International Monetary Fund chief, French Christine Lagarde meets with Tunisian Prime Minister Habib Essid (R) on September 8, 2015 in Tunis (AFP Photo/Salah Lahbibi) (AFP)

Tunis (AFP) - IMF chief Christine Lagarde urged Tunisia, whose vital tourism sector has been hard hit this year by deadly Islamist violence, to press ahead with the "vast number" of pending economic reforms.

However, while noting difficult international economic conditions and the negative effects of Islamist attacks on the national museum and a popular tourist resort, she said Tunisia was "proving its resilience."

Lagarde spoke after meeting President Beji Caid Essebsi and Prime Minister Habib Essid.

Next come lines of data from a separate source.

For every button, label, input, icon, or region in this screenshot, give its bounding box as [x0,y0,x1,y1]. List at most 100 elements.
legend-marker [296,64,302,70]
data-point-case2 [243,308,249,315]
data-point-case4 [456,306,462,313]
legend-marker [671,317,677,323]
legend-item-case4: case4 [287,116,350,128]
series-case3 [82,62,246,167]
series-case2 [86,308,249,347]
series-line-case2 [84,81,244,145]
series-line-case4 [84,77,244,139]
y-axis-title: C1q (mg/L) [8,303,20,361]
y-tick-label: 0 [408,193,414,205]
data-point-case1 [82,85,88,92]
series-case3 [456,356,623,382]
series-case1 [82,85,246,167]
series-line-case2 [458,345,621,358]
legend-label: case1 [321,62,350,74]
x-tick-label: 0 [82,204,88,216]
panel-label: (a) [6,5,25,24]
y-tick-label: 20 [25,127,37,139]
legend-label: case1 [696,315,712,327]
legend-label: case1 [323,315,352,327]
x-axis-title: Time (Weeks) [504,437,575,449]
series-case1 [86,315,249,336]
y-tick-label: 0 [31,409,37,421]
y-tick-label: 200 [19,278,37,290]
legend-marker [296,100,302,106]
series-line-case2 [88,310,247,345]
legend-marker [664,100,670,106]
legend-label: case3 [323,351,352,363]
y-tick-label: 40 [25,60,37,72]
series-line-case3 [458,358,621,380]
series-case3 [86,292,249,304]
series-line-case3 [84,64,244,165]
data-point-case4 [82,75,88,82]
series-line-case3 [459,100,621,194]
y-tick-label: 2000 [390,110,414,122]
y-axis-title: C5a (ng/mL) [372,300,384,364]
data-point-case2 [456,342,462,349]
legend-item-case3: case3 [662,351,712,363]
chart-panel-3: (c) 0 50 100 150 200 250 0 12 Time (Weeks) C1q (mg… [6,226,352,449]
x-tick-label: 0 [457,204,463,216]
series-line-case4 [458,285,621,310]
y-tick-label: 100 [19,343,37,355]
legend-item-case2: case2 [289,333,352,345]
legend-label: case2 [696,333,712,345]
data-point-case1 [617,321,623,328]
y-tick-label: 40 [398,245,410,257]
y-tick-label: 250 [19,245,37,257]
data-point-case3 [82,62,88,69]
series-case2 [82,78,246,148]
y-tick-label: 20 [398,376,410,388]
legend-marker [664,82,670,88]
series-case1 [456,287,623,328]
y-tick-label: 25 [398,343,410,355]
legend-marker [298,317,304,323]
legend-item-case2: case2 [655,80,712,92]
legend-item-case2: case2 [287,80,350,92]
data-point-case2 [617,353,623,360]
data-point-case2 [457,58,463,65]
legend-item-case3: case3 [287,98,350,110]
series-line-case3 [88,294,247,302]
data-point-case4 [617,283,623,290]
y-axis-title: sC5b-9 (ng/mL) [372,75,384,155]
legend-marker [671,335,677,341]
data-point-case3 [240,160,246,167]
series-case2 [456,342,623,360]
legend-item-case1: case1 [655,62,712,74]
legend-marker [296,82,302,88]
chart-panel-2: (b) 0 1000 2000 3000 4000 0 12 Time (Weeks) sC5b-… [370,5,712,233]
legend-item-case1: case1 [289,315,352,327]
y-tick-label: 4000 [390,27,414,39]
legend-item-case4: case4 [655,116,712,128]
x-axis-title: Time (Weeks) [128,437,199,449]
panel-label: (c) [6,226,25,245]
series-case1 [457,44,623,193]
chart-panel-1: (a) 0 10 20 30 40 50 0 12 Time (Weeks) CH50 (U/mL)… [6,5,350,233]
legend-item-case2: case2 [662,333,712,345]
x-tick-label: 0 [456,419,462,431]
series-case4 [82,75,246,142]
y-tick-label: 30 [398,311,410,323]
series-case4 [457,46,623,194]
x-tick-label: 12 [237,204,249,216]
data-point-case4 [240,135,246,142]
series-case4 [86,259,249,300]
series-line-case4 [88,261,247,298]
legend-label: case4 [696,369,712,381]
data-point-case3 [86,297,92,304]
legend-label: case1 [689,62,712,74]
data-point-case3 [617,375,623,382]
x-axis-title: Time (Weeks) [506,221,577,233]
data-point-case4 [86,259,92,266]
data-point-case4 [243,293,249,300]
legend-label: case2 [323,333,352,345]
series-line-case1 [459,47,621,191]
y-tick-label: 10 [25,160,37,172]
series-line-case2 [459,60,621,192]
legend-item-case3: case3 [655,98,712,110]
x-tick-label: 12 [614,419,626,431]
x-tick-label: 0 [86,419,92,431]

"We agreed on the need to move forward as quickly as possible on the vast number of reforms still to be executed," the International Monetary Fund director said.

"To maintain growth, create the conditions of prosperity and, above all, create employment, it is imperative to maintain security, macroeconomic and financial stability so that confidence can be restored" among domestic and foreign investors, she said.

She said this requires a solid banking system, as well as an efficient public administration, a fair tax system and a business climate that is open to competition while also providing modern social protections.

She said she was "confident... in Tunisia's ability to meet these challenges."

Since the popular uprising that ousted a longtime dictator in early 2011, Tunisia's economy has struggled to take off.

It was badly shaken in March by an attack on the national museum, followed by one in June in the resort of Sousse, that killed a total of 59 tourists.

GDP grew by a modest 1.0 percent in the first half, but the full-year figure is expected to be only half a percent, the finance ministry has said.

In 2013, the IMF granted Tunisia a $1.7 billion (1.5 billion euro) credit line that was to have expired in June. It was extended for another seven months to give the country more time to adopt the needed reforms.